MAIR
Abu Dhabi - Mubasher: MAIR Group logged 11.50% year-on-year (YoY) increase in net profits after tax to AED 190.80 million in 2025, compared with AED 171.14 million.
The earnings per share (EPS) reached AED 0.09 as of 31 December 2025, marking an annual growth from AED 0.08, according to the financial results.
Meanwhile, the revenues retreated by 5.10% to AED 1.95 billion in January-December 2025 from AED 2.06 billion in 2024.
The group registered total assets worth AED 5.62 billion by the end of 2025, down from AED 5.67 billion a year earlier.
Nehayan Hamad Alameri, Managing Director and CEO of MAIR Group, said: “2025 marked the first full year following the group’s listing on ADX, with transformation gaining momentum through integration between retail and commercial real estate.”
“As we enter 2026, initiatives across retail and commercial real estate are moving from foundation-building into growth, positioning MAIR to deliver sustainable long-term value for shareholders and the communities we serve,” the CEO added.
For his part, Mohamed Juma Alshamisi, Chairman of MAIR Group, said: “In a year defined by steady progress and structural alignment, guided by the UAE leadership’s vision and national development agenda, MAIR Group continued strengthening its integrated verticals across grocery retail and commercial real estate.”
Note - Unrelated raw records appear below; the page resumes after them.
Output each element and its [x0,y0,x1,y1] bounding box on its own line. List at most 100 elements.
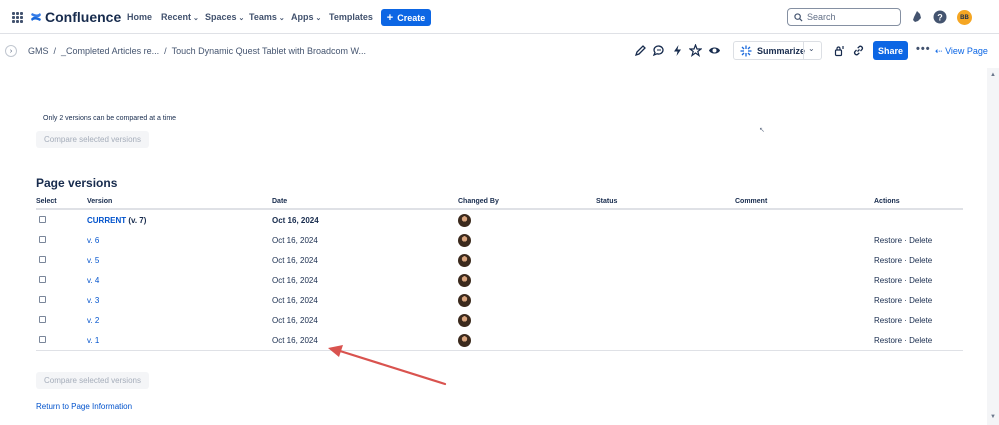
user-avatar[interactable] [458,233,471,247]
version-comment [735,230,874,250]
view-page-link[interactable]: ⇠ View Page [935,46,988,57]
chevron-down-icon[interactable]: ⌄ [808,44,815,53]
chevron-down-icon: ⌄ [238,15,245,22]
table-row: v. 6 Oct 16, 2024 Restore · Delete [36,230,963,250]
version-actions[interactable]: Restore · Delete [874,270,963,290]
version-actions[interactable]: Restore · Delete [874,330,963,351]
user-avatar[interactable] [458,253,471,267]
version-status [596,290,735,310]
create-button-label: Create [397,12,426,23]
more-icon: ••• [916,43,931,55]
table-header-row: Select Version Date Changed By Status Co… [36,194,963,210]
versions-table: Select Version Date Changed By Status Co… [36,194,963,351]
breadcrumb-item[interactable]: GMS [28,46,49,56]
edit-icon[interactable] [634,44,647,57]
vertical-scrollbar[interactable] [987,68,999,425]
sparkle-icon [740,45,752,56]
nav-apps[interactable]: Apps ⌄ [291,12,321,22]
page-toolbar: › GMS / _Completed Articles re... / Touch Dy… [0,34,999,68]
more-actions-button[interactable]: ••• [916,43,931,55]
watch-icon[interactable] [708,44,721,57]
version-comment [735,290,874,310]
version-actions[interactable]: Restore · Delete [874,310,963,330]
nav-recent[interactable]: Recent ⌄ [161,12,199,22]
version-date: Oct 16, 2024 [272,295,318,305]
version-date: Oct 16, 2024 [272,215,319,225]
version-checkbox[interactable] [39,315,46,323]
page-versions-title: Page versions [36,176,118,190]
column-header-date: Date [272,194,458,210]
user-avatar[interactable] [458,313,471,327]
column-header-comment: Comment [735,194,874,210]
table-row: v. 2 Oct 16, 2024 Restore · Delete [36,310,963,330]
apps-grid-icon[interactable] [12,12,23,23]
star-icon[interactable] [689,44,702,57]
version-link[interactable]: v. 5 [87,256,99,265]
version-link[interactable]: CURRENT [87,216,126,225]
version-status [596,270,735,290]
breadcrumb: GMS / _Completed Articles re... / Touch Dyna… [28,46,366,56]
scroll-up-icon[interactable]: ▲ [990,72,996,78]
link-icon[interactable] [852,44,865,57]
confluence-logo[interactable]: Confluence [30,9,121,25]
version-date: Oct 16, 2024 [272,275,318,285]
table-row: v. 5 Oct 16, 2024 Restore · Delete [36,250,963,270]
nav-spaces-label: Spaces [205,12,237,22]
user-avatar[interactable] [458,273,471,287]
nav-apps-label: Apps [291,12,314,22]
plus-icon: + [386,11,394,24]
user-avatar[interactable]: BB [957,10,972,25]
user-avatar[interactable] [458,333,471,347]
column-header-changed-by: Changed By [458,194,596,210]
return-to-page-information-link[interactable]: Return to Page Information [36,402,132,411]
version-checkbox[interactable] [39,295,46,303]
nav-home[interactable]: Home [127,12,152,22]
compare-selected-versions-button[interactable]: Compare selected versions [36,372,149,389]
compare-selected-versions-button[interactable]: Compare selected versions [36,131,149,148]
version-suffix: (v. 7) [128,215,147,225]
version-date: Oct 16, 2024 [272,330,458,351]
version-actions[interactable]: Restore · Delete [874,290,963,310]
user-initials: BB [960,14,969,21]
app-name: Confluence [45,9,122,25]
notifications-icon[interactable] [910,10,924,24]
help-icon[interactable]: ? [933,10,947,24]
nav-templates[interactable]: Templates [329,12,373,22]
version-comment [735,330,874,351]
version-link[interactable]: v. 2 [87,316,99,325]
version-comment [735,310,874,330]
summarize-button[interactable]: Summarize ⌄ [733,41,822,60]
breadcrumb-item[interactable]: _Completed Articles re... [61,46,159,56]
view-page-label: View Page [945,46,988,56]
share-button[interactable]: Share [873,41,908,60]
automation-icon[interactable] [671,44,684,57]
version-actions[interactable]: Restore · Delete [874,250,963,270]
version-checkbox[interactable] [39,215,46,223]
version-link[interactable]: v. 6 [87,236,99,245]
version-link[interactable]: v. 1 [87,336,99,345]
user-avatar[interactable] [458,213,471,227]
scroll-down-icon[interactable]: ▼ [990,414,996,420]
version-actions[interactable]: Restore · Delete [874,230,963,250]
version-link[interactable]: v. 3 [87,296,99,305]
table-row: v. 1 Oct 16, 2024 Restore · Delete [36,330,963,351]
search-input[interactable]: Search [787,8,901,26]
version-comment [735,270,874,290]
nav-teams[interactable]: Teams ⌄ [249,12,285,22]
restrictions-icon[interactable] [833,44,846,57]
version-checkbox[interactable] [39,235,46,243]
version-status [596,209,735,230]
search-icon [794,12,803,22]
version-checkbox[interactable] [39,275,46,283]
comment-icon[interactable] [652,44,665,57]
column-header-select: Select [36,194,87,210]
version-checkbox[interactable] [39,255,46,263]
nav-spaces[interactable]: Spaces ⌄ [205,12,244,22]
version-link[interactable]: v. 4 [87,276,99,285]
create-button[interactable]: + Create [381,9,431,26]
user-avatar[interactable] [458,293,471,307]
version-status [596,330,735,351]
version-checkbox[interactable] [39,335,46,343]
breadcrumb-item[interactable]: Touch Dynamic Quest Tablet with Broadcom… [172,46,366,56]
expand-sidebar-button[interactable]: › [5,45,17,57]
Group’s Retail and Real Estate Initiatives
ADCOOP, the group’s retail arm, partnered exclusively with the Department of Municipalities and Transport (DMT) to manage the Abu Dhabi Citizens’ food products program.
This step aims to leverage ADCOOP’s network of more than 50 stores and integration with the TAMM platform to improve customer access and support revenue growth. ADCOOP also expanded its private-label portfolio by launching two brands in 2025 and planning to unveil two more in 2026.
In commercial real estate, MAIR Group’s real estate arm, Makani Real Estate signed an agreement with AD Ports Group to acquire KEZAD Logistics Park – FZ3 for AED 295 million under a 50-year renewable Musataha arrangement.
“The completion of the ADCOOP rebranding and the strengthening of Makani’s commercial real estate platform supported resilient performance, with net profit up 11% YoY,” Alameri noted.
During the first nine months (9M) of 2025, MAIR Group posted an annual fall of 32.40% in net profits to AED 105.90 million, compared to AED 156.74 million.